Voyage time from the port of Sabetta, where NOVATEK has its Yamal LNG plant, to the port Jiangsu Rudong was 19 days. That is nearly half the time a similar shipment via the Suez channel and the Strait of Malacca would take.
During the first part of the route, through the Laptev Sea, the vessels had to sail in up to two meters thick very close drift ice. It was also plenty of ice in the East Siberia Sea.
“The Northern Sea Route ensures shorter transportation time and lower costs, which plays a key role in developing our hydrocarbon fields on the Yamal and Gydan peninsulas,” says Leonid Mickhelson, Chairman of NOVATEK’s management board in a statement.
“Our vast high-quality, conventional natural gas resource base combined with low capital intensity and operation and transportation costs positions NOVATEK’s LNG projects among the most competitive projects globally.”

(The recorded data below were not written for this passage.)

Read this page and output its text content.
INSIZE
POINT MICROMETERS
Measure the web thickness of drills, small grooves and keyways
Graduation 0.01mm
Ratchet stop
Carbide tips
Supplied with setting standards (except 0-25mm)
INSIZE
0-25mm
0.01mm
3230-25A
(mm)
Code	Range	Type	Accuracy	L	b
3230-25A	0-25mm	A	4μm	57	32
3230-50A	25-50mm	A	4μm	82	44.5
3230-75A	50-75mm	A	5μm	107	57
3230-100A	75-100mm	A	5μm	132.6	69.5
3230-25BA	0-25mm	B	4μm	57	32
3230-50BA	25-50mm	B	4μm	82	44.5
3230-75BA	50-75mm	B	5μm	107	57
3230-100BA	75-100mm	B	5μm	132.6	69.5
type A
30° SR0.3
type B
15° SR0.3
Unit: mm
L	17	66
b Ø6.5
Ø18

Mickhelson underlines that utilizing the Northern Sea Route contributes to the development of Russia’s northern regions and is very important for the country’s economic development.

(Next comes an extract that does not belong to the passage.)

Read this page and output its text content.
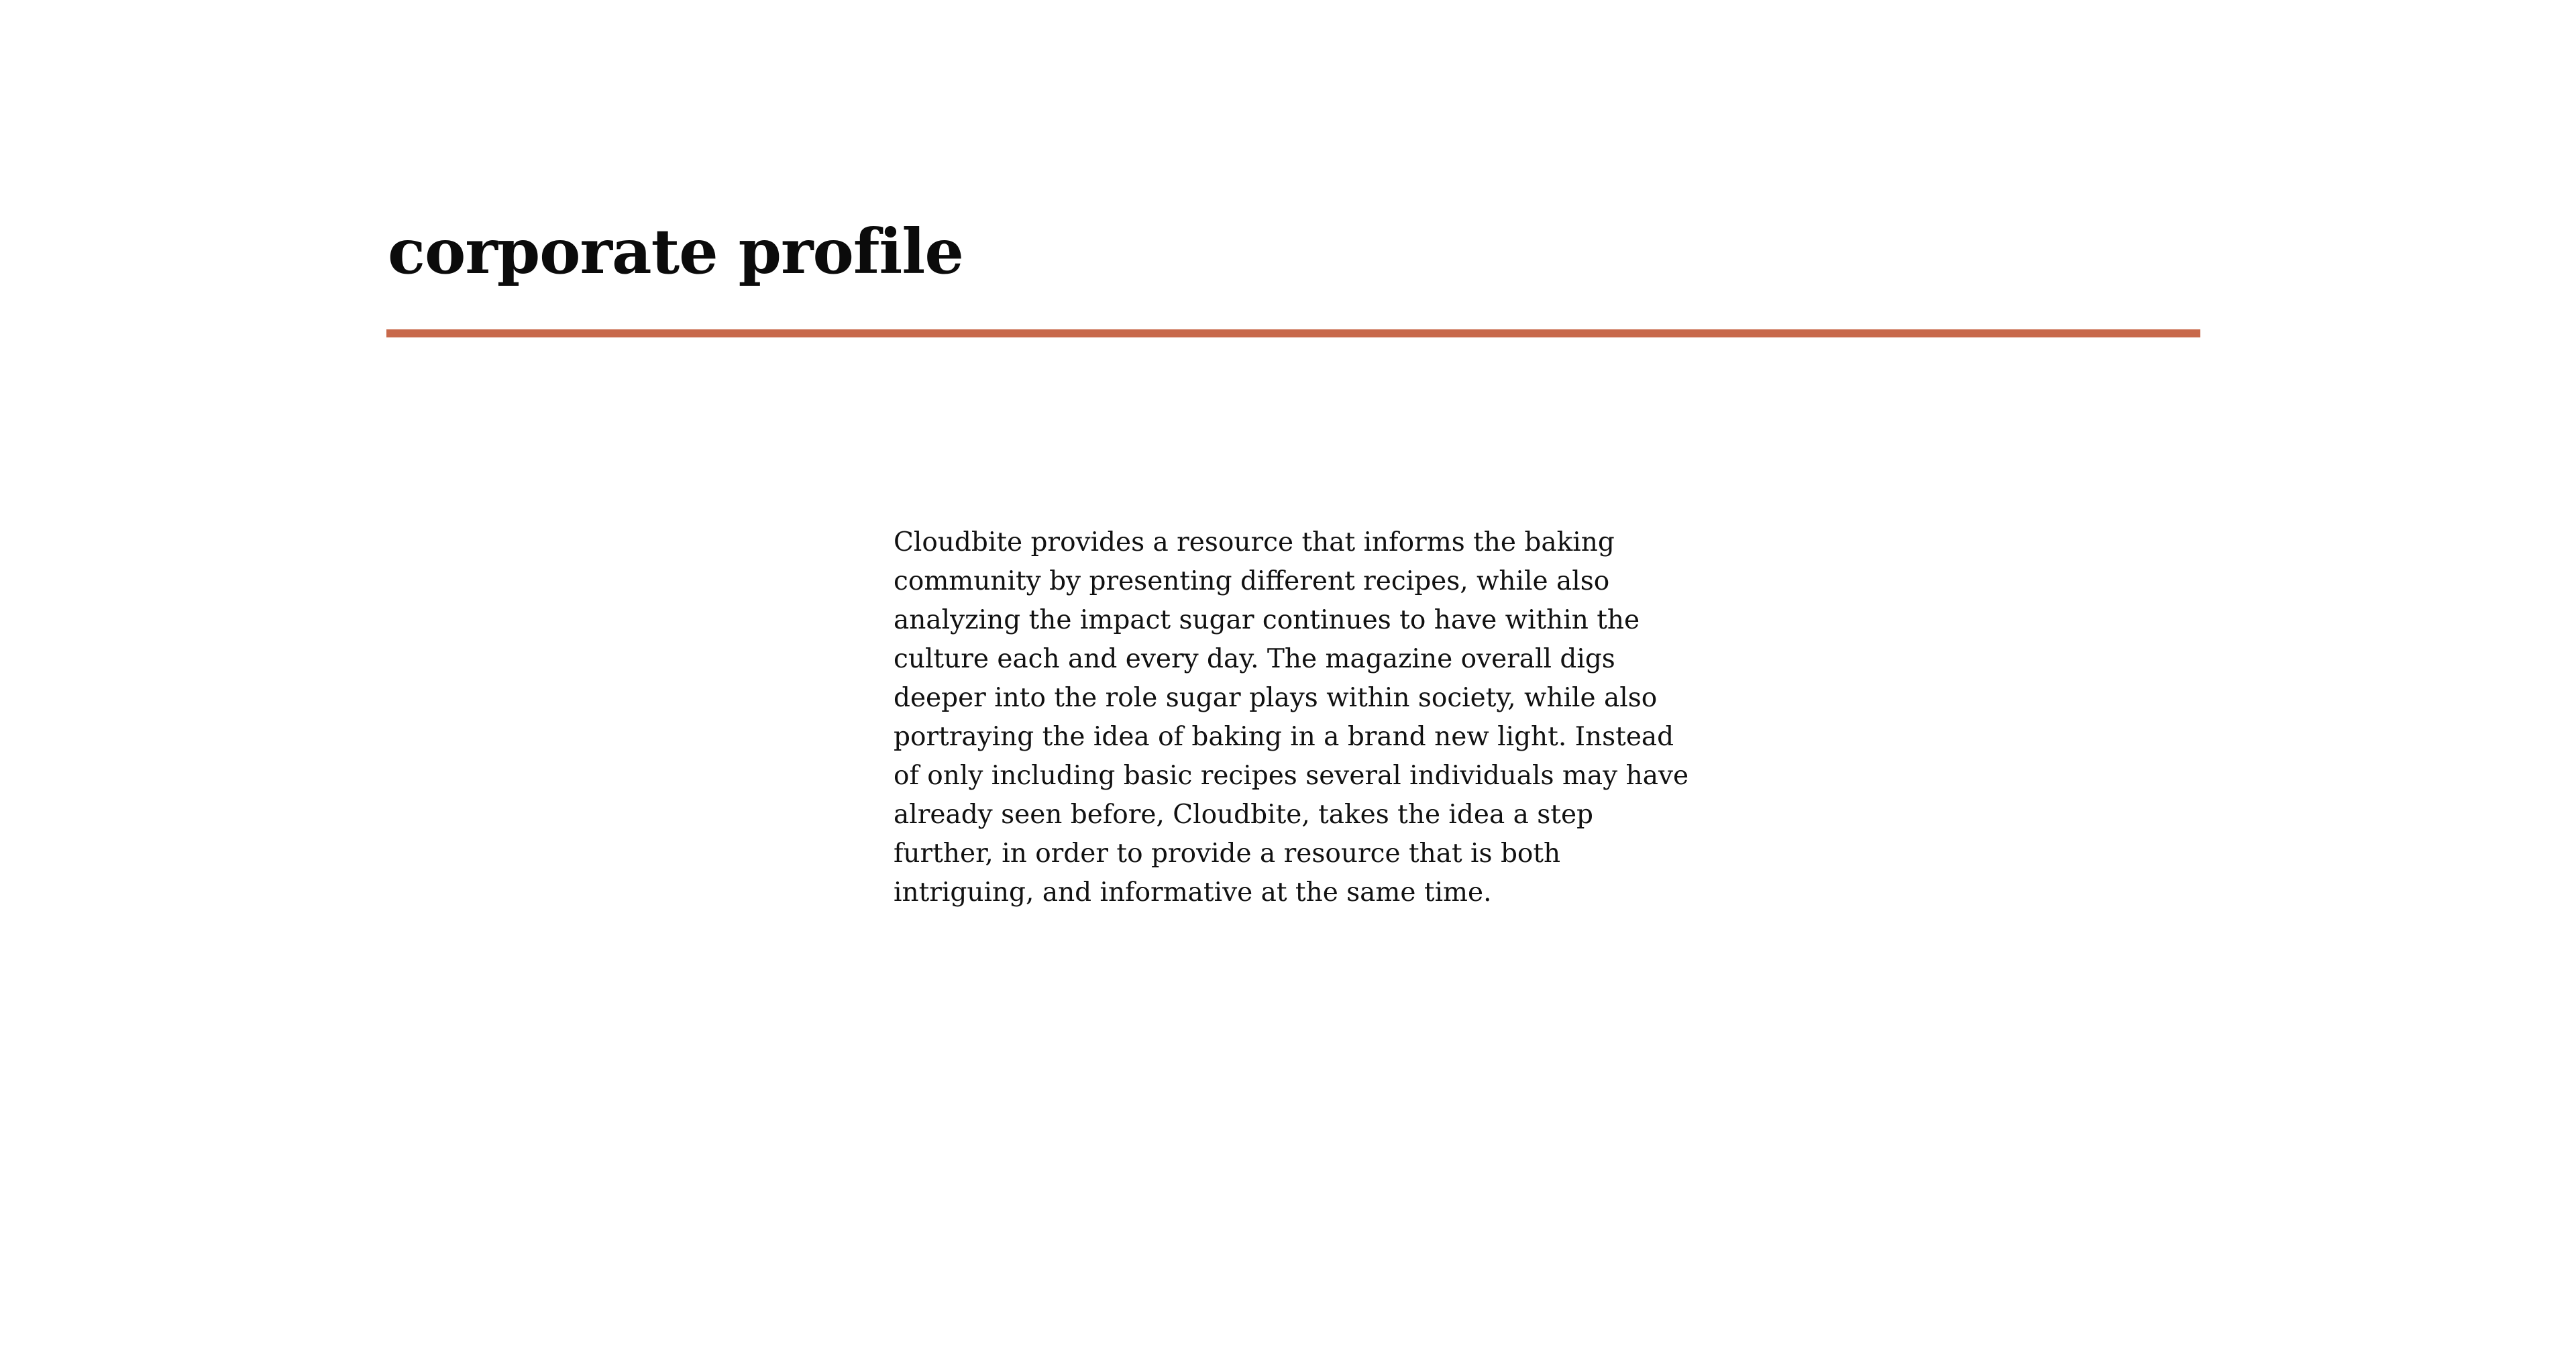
corporate profile

Cloudbite provides a resource that informs the baking community by presenting different recipes, while also analyzing the impact sugar continues to have within the culture each and every day. The magazine overall digs deeper into the role sugar plays within society, while also portraying the idea of baking in a brand new light. Instead of only including basic recipes several individuals may have already seen before, Cloudbite, takes the idea a step further, in order to provide a resource that is both intriguing, and informative at the same time.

Two tankers, each with a capacity of 170,000 cubic meters of LNG, sailed after each other through the ice along the north coast of Siberia and arrived in Jiangsu Rudong on Thursday this week.
The two tankers on the historic voyage are “Vladimir Rusanov” and “Eduard Toll”, both so-called Arc7 LNG tankers.
Yamal LNG will utilize a fleet of 15 Arc7 ice-classed tankers to bring the liquid natural gas to the markets. At the moment, NOVATEK has five such carriers at its disposal.
Although being the first LNG-carriers to sail from Sabetta to China, the tankers are not the first to sail with LNG to Asia via the Northern Sea Route. Last summer, the tanker “Christophe de Margerie”, also built to serve Yamal LNG, sailed from Melkøya gas terminal on the Norwegian Barents Sea cost to South Korea. The vessel made it through the Northern Sea Route without icebreaker assistance in record short time.